L’association propose également des cours à domicile pour répondre à des besoins spécifiques. Morgan Cocheteau, qui travaille pour Siel Bleu depuis un peu moins d’un an, rejoint chaque semaine Francette pour une heure de cours particulier. Âgée de 76 ans et extrêmement dynamique, cette retraitée souffre de malvoyance et d’arthrose du genou. Le professeur lui fait donc essentiellement travailler la reprise de la marche. Pour cela, il met en place des exercices simulant le déséquilibre qu’il combine avec d’autres activités obligeant à gérer plusieurs mouvements à la fois tout en gardant l’équilibre. Le meilleur des exercices reste la pratique en conditions réelles : Morgan et Francette passent souvent la moitié de la séance à marcher dans le quartier de Francette, alternant lieux connus ou inconnus, et confrontant la retraitée aux obstacles réels : les creux et les bosses de la chaussée, la montée des trottoirs et le passage de piétons et de voitures. La question de la confiance en soi est d’ailleurs indissociable du caractère nouveau de l’environnement : si Francette avance timidement dans les rues inconnues ou lors des exercices de marche qu’elle ne maîtrise pas totalement, sitôt son terrain de vie retrouvé, c’est d’un bon pas qu’elle arpente les rues qui lui sont familières. La senior a eu vent de Siel Bleu à la radio. Elle est également très satisfaite, du cours comme de son professeur, et se dit moins stressée et moins fatiguée dans la vie quotidienne.

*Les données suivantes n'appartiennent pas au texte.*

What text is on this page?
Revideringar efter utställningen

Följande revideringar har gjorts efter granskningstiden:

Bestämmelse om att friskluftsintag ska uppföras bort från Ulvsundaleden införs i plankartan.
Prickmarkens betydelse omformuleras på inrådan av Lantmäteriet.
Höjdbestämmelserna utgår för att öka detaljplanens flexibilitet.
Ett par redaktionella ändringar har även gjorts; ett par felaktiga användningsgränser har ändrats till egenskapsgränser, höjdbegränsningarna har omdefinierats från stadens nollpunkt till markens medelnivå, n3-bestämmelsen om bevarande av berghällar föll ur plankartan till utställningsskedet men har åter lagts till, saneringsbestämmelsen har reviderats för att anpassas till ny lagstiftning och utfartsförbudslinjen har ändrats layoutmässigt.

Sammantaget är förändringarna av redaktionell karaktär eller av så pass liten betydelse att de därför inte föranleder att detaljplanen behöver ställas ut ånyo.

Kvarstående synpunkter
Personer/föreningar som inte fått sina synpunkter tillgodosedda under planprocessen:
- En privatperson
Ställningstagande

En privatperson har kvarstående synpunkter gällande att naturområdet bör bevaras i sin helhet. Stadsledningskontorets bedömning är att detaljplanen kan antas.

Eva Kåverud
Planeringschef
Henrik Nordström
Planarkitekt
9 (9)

Historique de l’association

En 1997, Jean-Daniel Muller et Jean-Michel Ricard, alors étudiants en STAPS, décident de se spécialiser dans les activités pour personnes âgées : une fois diplômés, ils se lancent dans la création de l’association Siel Bleu, pour laquelle ils travaillent bénévolement pendant plusieurs mois. Le secteur de l’activité physique pour les seniors est encore très peu pourvu. La constatation de l’impact de leurs efforts sur l’autonomie, sur le bien-être au quotidien des bénéficiaires de l’association, ainsi que leurs nombreux témoignages confortent les deux présidents de l’association dans leurs projets : « Nous avions l’impression d’être à la fois vecteurs et accompagnateurs de l’amélioration de la qualité de vie de tous ces gens », explique Jean-Daniel Muller. La suite, c’est une combinaison de rencontres et d’opportunités : de plus en plus de structures sollicitent leur aide, des emplois sont créés, et l’association s’étend à d’autres départements. Des partenariats se créent, avec mutuelles et caisses de retraites notamment. Un travail de recueil des études de recherche menées sur les bienfaits de l’activité physique chez les seniors est entamé, ce qui permet la création d’une base de données conséquente et la construction de programmes d’APA adaptés à différentes pathologies et à différents publics. Aujourd’hui, l’association compte environ 350 salariés et profite à plus de 70 000 personnes chaque semaine. Et les évolutions se poursuivront : parmi les projets en cours, un programme d’activité physique adapté aux patients souffrant de sclérose en plaques, l’ouverture à trois pays européens, un programme d’étude d’impact de l’activité physique mené conjointement avec l’Inserm, une accessibilité toujours améliorée en termes géographique comme financier… Un bel avenir en somme.